I attended Spark Summit East 2017 last week. This 2 day conference - February 8th and 9th - gathered 1500 Spark enthusiasts in Boston.
While I mostly followed the sessions about Data Engineering, Data Scientists were also able to find Data Science related talks. Here is my take.
One subject that drew a lot of attention is the Structured Streaming. Matei Zaharia introduced it in the opening keynote.
Michael Armbrust then gave a very good demo of this new functionality of the framework on the Databricks platform.
Tathagata Das - a.k.a. TD - then went into further detail, but I have to say I have mixed feelings about this presentation. To start with, while the idea of performing stream processing without having to reason about streaming sounds appealing, I think this is also the best way to get into engineering pitfalls...
Spark's Structured Streaming capability brings a much more powerful way to perform stateful processing. This relies on state stores and resembles what Kafka Streams already offers.
To end his talk, TD showed a comparison of Spark's Structured Streaming capabilities with other frameworks' capabilities. I find this to be very biased...
From my point of view, the main things to remember from Spark Structured Streaming are:
A few talks were about the experience of large companies with Spark Streaming and Kafka. Shriya Arora explained how she worked on a realtime Machine Learning implementation at Netflix.
Snehal Nagmote talked about indexing products in realtime at Walmart. They use a lambda architecture and Snehal gave a few interesting takeaways on using Cassandra with Spark.
Another talk was from Ivy Lu about a realtime pipeline based on Spark and Kafka to process credit card transactions at Capital One (a project in which I proudly took part!).

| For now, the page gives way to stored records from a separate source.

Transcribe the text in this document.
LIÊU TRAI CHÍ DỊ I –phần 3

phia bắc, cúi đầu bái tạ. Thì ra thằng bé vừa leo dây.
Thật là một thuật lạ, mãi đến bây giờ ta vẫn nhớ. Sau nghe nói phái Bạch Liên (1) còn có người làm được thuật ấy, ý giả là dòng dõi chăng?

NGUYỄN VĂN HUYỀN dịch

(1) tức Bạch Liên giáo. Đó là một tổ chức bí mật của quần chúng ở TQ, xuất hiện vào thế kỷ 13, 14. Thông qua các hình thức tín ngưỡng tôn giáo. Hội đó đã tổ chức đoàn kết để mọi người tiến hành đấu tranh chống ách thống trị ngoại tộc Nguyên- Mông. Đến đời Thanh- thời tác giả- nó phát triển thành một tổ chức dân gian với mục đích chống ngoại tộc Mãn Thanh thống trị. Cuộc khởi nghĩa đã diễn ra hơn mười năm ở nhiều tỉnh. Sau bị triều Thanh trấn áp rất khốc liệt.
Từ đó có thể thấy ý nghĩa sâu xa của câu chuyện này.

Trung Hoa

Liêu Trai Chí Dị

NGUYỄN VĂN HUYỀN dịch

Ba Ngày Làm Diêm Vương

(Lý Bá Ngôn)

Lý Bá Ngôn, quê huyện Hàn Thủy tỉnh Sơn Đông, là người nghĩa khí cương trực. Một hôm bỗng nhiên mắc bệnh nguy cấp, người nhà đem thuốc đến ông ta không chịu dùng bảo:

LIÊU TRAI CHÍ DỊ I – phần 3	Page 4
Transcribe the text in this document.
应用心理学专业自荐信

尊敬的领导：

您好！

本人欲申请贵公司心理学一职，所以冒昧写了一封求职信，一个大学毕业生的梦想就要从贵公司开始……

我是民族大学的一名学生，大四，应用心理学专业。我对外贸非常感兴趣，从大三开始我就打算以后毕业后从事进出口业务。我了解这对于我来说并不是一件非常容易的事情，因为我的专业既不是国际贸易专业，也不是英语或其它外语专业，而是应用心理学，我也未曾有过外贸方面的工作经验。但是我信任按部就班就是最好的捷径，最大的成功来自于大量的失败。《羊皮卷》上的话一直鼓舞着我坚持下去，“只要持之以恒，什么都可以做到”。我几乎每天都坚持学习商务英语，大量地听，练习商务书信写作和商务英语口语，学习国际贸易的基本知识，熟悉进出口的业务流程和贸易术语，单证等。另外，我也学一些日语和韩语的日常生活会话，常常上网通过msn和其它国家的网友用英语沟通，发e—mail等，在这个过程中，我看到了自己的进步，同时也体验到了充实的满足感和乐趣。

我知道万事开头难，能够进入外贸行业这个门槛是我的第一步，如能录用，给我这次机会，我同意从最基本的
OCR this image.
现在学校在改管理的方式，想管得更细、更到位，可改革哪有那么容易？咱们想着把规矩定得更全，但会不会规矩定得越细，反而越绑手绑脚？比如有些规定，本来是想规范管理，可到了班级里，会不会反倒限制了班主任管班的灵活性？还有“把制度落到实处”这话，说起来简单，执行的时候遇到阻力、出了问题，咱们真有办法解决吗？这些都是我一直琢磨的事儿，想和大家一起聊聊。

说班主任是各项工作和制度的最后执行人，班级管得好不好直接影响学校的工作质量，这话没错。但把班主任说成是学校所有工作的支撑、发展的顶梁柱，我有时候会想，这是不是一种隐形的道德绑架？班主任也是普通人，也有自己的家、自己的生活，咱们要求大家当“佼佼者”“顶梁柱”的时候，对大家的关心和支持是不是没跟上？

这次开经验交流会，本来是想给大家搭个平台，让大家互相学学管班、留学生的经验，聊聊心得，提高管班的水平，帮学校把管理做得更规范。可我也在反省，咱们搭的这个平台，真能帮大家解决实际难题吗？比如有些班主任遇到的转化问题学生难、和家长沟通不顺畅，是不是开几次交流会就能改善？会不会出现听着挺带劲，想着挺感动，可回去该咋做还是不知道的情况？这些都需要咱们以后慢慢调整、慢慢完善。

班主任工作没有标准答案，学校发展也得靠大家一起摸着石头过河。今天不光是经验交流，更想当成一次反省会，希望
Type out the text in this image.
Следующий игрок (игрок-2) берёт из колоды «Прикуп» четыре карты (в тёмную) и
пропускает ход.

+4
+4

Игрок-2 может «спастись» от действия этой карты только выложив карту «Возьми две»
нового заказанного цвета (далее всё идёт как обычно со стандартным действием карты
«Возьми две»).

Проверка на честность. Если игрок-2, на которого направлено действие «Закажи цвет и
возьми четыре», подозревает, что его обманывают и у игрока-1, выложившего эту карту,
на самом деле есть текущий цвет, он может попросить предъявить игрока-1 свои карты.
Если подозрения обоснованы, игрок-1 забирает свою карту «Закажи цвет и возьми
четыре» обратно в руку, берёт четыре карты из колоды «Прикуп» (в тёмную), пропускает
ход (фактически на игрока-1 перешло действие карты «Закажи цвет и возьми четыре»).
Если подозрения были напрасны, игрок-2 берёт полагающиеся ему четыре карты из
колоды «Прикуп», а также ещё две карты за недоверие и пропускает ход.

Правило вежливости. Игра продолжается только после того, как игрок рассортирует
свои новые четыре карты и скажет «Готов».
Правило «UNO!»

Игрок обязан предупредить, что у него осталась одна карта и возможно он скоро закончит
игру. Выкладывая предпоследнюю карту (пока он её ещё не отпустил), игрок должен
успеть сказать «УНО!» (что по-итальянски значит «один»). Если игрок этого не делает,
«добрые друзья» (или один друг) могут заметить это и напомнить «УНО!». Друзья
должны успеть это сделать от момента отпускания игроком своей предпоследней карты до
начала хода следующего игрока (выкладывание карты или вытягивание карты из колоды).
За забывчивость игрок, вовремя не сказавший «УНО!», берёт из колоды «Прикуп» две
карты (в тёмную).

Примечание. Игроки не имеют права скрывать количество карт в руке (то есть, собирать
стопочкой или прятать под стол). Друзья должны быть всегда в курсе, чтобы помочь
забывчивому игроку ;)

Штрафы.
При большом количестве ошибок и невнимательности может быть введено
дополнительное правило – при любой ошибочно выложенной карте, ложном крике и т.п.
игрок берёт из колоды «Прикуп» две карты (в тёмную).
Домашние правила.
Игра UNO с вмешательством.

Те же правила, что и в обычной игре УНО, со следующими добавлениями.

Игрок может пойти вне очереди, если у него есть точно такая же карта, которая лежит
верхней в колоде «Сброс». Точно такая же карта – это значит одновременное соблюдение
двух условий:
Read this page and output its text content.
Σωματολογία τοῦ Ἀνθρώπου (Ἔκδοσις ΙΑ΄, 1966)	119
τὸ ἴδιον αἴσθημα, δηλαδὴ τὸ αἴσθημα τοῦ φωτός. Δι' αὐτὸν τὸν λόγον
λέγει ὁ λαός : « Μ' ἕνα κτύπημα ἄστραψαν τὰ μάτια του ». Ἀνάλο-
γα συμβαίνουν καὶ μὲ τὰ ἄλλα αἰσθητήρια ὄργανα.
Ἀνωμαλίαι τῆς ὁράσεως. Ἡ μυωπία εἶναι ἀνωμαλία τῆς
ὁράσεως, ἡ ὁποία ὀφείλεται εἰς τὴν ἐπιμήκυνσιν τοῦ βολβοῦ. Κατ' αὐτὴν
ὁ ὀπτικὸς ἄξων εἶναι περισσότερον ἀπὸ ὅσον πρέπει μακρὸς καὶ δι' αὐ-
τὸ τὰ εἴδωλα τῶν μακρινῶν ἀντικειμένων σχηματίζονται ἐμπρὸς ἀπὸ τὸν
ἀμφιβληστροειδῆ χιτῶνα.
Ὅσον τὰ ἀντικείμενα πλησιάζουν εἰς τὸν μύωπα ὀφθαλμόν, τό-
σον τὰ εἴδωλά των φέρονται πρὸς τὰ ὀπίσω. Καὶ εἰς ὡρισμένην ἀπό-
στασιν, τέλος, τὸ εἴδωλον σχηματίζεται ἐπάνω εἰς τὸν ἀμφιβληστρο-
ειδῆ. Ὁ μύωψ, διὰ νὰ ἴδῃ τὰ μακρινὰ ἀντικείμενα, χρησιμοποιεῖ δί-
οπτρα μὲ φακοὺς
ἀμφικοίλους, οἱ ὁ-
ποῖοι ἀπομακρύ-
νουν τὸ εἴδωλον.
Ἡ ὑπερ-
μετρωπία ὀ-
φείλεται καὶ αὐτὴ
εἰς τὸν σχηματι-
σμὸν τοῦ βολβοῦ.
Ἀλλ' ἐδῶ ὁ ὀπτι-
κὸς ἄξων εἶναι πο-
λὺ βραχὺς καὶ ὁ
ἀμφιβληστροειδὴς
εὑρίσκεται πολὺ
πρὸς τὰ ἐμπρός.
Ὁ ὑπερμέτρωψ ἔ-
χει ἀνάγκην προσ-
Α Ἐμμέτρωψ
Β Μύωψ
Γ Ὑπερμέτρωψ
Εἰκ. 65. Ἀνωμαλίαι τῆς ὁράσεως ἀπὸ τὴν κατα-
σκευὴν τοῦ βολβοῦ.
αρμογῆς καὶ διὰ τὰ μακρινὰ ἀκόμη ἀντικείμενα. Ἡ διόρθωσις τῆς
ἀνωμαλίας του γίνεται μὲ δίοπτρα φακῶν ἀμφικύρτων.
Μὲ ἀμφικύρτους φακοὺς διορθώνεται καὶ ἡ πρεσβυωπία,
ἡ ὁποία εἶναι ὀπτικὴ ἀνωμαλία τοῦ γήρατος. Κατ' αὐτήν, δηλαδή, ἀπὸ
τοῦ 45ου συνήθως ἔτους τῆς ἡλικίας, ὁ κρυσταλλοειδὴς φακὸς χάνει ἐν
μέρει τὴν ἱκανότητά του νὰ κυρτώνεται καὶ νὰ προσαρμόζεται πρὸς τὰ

From these 3 talks, it is very clear that implementing a Spark Streaming application with Kafka poses a number of serious problems (some of which I already covered in a talk). An alternative to using Spark was actually provided by Ewen Cheslack-Postava - from Confluent - in his talk. He suggested to use Kafka Streams as a replacement (give it a try, this is a very good technology).
Choosing the right file format is very important to achieve a good level of performance with Spark. In her talk, Emily Curtin gave a very good presentation of Parquet, how this format stores the data on the disk, and how to use it with Spark.
Jacky Li and Jihong Ma presented Carbondata, an alternative to Parquet that seems to be optimal when you need to read data and need to filter on some values.
Given how Parquet is widespread and well maintained, I would recommend to put your efforts into using Parquet correctly before resorting to using another format such as Carbondata.
Jim Dowling talked about using multi-tenant clusters. He showed how Hops Hadoop provides Hadoop/Spark/Kafka clusters as a service and how users are billed for the resources they use from the shared cluster. This is interesting to see how to let users make responsible usage of cloud resources.
While I am more interested into programming in Scala, I could not miss Holden Karau's talk about debugging PySpark applications. I highly recommend this talk as it gives many useful tips for PySpark users.
Finally, Ion Stoica presented the goal of the RISELab. The RISELab replaces the AMPLab that gave birth to Spark, and will focus on Real-Time Intelligence with Secure Execution. I am convinced some interesting tools will come out of this new lab!
While I only covered the engineering aspects here, it was interesting to see how Spark is used in many industries, from making recommendations of what to watch on TV to very advanced research on genomics.
All the videos have been published on YouTube and can be accessed from the schedule of the talks. I encourage you to check them out.